Сегодня мы с Любочкой заблудились, уже вечерело.
– Бросьте поводья и потреплите Пегашку по шее, он знает, что это значит, вот увидите.
И, действительно, когда я проделала все мне сказанное, Пегашка постоял, постоял, вдруг круто повернул назад, и через полчаса мы подъезжали с противоположного конца к рабочим казармам, которые находились шагах в ста от барского дома. Звуки гармошки приближались все ближе. Я и раньше слышала эту гармошку, но ветер слабо и отрывисто доносил ее звук на террасу барского дома, и, по правде сказать, никакого внимания я на нее не обращала. Но сейчас вдруг гармония сменилась гитарой.
– Подъедем ближе, послушаем, – сказала я. Вокруг костра сидели «разбойники», а на бочке коренастый человек спиной к нам с гитарой.
– Кто это играет? – спросила я Любочку.
– Да это же Иван Иванович!
В тоне Любочки было даже удивление. Как это я до сих пор не знаю, кто этот Иван Иванович. Он провел по струнам, нет, скорее, пробежал, как артист-пианист по роялю. Что это? Какая-то незатейливая русская песня, но все эти вариации… У меня усиленно забилось сердце. Да ведь этот исполнитель был подлинным артистом! Как это я целый месяц прожила здесь и не знала, что на гармонии и на гитаре можно было так играть? Когда я посмотрела на этих беглых, на всю эту сбродную толпу, то на их лицах я прочла власть звуков, власть таланта. Что-то смягчило эти огрубевшие лица, наверное, вспомнилось давно ушедшее, давно утерянное. «Эх, мамка! Где ты? Жива ли?» – словно простонал рыжий, всклокоченный детина и как-то понурился, съежился. Переборы, то есть вариации Ивана Ивановича на гитаре и гармошке были художественно музыкальны и относились к его дарованию, а может быть, даже к гениальности.
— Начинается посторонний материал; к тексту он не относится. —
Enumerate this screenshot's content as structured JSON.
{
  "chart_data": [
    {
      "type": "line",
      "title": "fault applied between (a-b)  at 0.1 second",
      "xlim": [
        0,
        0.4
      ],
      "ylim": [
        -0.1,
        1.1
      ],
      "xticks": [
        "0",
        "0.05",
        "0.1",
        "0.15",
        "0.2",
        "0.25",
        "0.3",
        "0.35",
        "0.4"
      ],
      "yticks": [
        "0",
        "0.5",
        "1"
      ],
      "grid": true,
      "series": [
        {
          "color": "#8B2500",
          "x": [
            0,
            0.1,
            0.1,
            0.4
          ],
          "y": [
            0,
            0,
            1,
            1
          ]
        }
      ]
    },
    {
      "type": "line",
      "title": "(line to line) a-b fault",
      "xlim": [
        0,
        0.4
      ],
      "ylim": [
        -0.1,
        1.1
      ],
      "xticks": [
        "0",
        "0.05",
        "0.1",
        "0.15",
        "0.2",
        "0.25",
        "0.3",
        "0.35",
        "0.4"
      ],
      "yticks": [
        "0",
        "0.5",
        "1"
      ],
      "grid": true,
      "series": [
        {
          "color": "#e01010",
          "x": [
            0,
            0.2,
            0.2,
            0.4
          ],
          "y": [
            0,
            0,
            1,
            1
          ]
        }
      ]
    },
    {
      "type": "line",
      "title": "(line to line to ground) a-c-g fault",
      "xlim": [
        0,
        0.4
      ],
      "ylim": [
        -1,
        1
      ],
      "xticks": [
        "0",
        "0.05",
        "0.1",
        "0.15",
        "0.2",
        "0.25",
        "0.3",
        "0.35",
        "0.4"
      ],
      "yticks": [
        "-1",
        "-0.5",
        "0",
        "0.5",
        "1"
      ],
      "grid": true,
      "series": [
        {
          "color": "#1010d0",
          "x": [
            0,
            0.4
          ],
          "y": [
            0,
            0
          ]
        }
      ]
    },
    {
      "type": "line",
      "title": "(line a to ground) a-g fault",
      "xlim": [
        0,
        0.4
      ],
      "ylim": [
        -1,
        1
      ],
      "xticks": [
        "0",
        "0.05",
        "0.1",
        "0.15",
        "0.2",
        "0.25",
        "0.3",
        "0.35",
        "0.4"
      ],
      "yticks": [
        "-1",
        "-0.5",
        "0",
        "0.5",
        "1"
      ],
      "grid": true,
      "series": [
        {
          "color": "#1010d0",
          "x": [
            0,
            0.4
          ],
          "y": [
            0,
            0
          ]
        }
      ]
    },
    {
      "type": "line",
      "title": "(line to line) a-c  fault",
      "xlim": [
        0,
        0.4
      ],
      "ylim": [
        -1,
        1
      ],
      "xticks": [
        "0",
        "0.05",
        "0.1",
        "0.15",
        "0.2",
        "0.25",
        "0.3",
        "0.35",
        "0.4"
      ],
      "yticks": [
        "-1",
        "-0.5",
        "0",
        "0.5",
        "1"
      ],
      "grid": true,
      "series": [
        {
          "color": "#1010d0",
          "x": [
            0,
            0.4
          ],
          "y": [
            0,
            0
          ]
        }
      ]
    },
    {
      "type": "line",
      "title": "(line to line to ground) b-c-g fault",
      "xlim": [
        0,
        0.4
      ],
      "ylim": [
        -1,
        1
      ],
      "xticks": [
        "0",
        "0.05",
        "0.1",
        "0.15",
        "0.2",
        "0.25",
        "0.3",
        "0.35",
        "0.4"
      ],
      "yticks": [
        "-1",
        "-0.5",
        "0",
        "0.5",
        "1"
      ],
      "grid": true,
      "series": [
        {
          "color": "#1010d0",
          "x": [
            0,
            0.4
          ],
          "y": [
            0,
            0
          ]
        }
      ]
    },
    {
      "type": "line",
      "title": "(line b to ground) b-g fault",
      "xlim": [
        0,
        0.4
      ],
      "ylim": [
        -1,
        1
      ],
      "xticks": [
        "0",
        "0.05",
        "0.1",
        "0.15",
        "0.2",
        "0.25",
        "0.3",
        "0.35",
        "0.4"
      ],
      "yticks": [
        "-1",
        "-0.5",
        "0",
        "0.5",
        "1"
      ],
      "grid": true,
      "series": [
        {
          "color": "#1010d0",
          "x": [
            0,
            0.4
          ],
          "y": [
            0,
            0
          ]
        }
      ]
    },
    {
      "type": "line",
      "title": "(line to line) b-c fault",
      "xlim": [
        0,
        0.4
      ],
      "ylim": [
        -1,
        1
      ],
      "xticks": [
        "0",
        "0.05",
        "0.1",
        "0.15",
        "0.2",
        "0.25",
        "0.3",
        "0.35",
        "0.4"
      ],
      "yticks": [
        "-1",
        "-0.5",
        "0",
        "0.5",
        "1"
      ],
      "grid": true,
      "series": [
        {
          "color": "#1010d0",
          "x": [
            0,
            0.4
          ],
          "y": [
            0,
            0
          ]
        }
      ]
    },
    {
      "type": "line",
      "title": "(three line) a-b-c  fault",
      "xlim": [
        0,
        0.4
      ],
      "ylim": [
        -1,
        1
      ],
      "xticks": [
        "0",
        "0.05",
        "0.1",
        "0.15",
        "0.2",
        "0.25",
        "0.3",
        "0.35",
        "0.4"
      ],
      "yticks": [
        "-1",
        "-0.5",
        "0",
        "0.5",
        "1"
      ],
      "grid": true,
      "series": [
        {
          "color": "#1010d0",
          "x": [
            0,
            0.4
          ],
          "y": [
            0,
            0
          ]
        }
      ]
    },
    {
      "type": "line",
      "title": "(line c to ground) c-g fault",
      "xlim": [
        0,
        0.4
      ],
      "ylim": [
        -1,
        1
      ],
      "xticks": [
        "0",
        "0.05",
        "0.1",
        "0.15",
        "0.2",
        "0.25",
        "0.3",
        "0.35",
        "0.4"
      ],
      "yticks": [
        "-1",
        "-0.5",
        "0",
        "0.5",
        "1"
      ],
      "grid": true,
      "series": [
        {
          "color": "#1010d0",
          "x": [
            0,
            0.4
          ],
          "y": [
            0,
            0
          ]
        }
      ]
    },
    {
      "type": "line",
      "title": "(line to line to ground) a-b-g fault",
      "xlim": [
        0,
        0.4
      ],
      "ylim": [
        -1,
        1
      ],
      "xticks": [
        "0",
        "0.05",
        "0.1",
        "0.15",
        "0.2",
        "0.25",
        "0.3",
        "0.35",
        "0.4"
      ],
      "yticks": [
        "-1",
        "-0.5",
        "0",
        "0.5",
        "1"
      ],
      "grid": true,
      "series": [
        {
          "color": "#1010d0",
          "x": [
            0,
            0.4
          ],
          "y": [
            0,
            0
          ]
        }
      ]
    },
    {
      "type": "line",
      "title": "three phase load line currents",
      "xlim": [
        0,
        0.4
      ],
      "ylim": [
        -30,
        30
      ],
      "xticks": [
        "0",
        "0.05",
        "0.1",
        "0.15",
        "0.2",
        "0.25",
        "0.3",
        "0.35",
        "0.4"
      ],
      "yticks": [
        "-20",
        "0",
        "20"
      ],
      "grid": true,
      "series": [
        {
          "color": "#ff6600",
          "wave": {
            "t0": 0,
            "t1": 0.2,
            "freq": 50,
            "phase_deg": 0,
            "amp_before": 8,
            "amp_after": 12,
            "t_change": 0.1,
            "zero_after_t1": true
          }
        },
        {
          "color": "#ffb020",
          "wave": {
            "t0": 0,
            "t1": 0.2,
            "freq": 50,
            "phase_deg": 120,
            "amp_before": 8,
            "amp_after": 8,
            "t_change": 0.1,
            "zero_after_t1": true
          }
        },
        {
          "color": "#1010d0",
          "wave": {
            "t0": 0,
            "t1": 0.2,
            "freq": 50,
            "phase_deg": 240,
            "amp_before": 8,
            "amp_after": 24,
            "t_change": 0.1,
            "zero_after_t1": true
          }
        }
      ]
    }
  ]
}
«Гм, – скажете Вы не без презрения, – на гармошке… Гм, подумаешь!» А я Вам скажу, что не в гармошке дело, а в самом исполнителе, в его мастерстве заставить и мое барское сердце так же умиляться и плакать, как и этих выброшенных за борт людей. Иван Иванович владел чарами, которые принадлежат только избранным.
В этот же вечер меня познакомили с Иваном Ивановичем. Само собою разумеется, музыка нас очень сдружила. По просьбе Ивана Ивановича я играла на фисгармонии, которая была в доме, и сожалела, что не было рояля, ибо фисгармония все же не рояль. Чайковский положительно восхищал его, он был близок его душе. Бетховен на фисгармонии у меня как-то совсем не удавался, а наигранный мной 19-й этюд Шопена оп. 25, посвященный его несчастной любви к Марии Водзянской, Иван Иванович сыграл на гитаре с таким большим чувством и тоской, что – даю Вам слово – вся грусть души моей оживала.
Запал мне в душу тоскующий вихрастый рыжий каторжник. Попросила я Ивана Ивановича узнать у него подробный адрес его матери. Я хотела, по возвращении в Москву, попробовать найти ее и сказать ей, что ее потерянный сын жив. Но Иван Иванович даже перепугался.